North and South Korea were on the agenda in Moscow at a meeting of Russian Foreign Minister Sergei Lavrov and the vice president of Japan’s ruling
North and South Korea were on the agenda in Moscow at a meeting of Russian Foreign Minister Sergei Lavrov and the vice president of Japan’s ruling Liberal Democratic Party.
Lavrov said he was keen to get Masahiko Kōmura’s view on the problems on the peninsula, in light of Pyongyang’s claims of recent nuclear tests.
Both Moscow and Tokyo, are interested in ensuring stability in the region, Lavrov announced, and denounced South Korean ally the US for its military presence in the region.

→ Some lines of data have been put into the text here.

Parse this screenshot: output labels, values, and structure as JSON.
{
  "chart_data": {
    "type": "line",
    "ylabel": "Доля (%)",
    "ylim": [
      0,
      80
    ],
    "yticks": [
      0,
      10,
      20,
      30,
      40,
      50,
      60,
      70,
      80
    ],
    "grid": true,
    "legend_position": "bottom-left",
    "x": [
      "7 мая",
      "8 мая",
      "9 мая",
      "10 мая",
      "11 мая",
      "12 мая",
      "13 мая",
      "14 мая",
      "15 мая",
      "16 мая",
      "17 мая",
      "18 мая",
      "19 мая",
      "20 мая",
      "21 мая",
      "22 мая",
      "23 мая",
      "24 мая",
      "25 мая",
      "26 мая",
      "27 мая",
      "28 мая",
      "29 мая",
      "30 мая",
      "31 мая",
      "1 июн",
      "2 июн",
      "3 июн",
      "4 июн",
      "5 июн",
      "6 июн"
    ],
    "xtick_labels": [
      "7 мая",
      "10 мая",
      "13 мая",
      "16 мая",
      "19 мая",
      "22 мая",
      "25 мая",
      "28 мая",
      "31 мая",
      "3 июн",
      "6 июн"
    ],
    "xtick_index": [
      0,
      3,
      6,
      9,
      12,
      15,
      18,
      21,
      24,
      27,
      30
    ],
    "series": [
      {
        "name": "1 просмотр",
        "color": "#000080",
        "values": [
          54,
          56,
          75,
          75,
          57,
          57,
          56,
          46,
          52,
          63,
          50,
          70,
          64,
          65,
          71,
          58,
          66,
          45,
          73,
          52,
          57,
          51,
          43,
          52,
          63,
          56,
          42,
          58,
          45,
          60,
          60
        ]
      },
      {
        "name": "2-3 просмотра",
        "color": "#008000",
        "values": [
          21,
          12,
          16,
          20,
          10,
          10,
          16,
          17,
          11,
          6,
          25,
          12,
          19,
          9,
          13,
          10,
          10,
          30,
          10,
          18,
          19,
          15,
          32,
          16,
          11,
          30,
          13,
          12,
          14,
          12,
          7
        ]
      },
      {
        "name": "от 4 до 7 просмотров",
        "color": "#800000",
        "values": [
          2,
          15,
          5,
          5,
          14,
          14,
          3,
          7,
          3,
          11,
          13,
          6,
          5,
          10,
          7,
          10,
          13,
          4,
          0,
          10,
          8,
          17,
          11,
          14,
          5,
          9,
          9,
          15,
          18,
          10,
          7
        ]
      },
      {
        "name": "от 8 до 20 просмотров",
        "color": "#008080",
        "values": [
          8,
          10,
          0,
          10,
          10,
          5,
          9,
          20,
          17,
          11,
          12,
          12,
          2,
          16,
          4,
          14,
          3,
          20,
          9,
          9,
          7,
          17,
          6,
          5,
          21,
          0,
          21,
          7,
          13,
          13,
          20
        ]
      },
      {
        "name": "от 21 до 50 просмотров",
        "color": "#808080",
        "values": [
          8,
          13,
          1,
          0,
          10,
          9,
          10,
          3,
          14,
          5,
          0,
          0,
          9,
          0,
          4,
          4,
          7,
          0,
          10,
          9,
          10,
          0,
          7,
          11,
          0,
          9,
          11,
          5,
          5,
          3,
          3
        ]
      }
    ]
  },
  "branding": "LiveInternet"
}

“It’s necessary to develop Russian-Japanese relations in all fields of our bilateral relations and in the international arena,” Lavrov said. “We are ready to do this. We hope our Japanese friends are open to a relationship with no artificial constraints in all fields, too.”
The meeting came on the same day Russia’s Defence Ministry announced plans to complete infrastructure development in the disputed Kuril islands.
Annexed by Russia after the end of the Second World War, the four islands are claimed by Japan.
The 1951 San Francisco Peace Treaty states Japan must give up all claims to the Kurils, however, it did not recognise the then-Soviet Union’s sovereignty, either.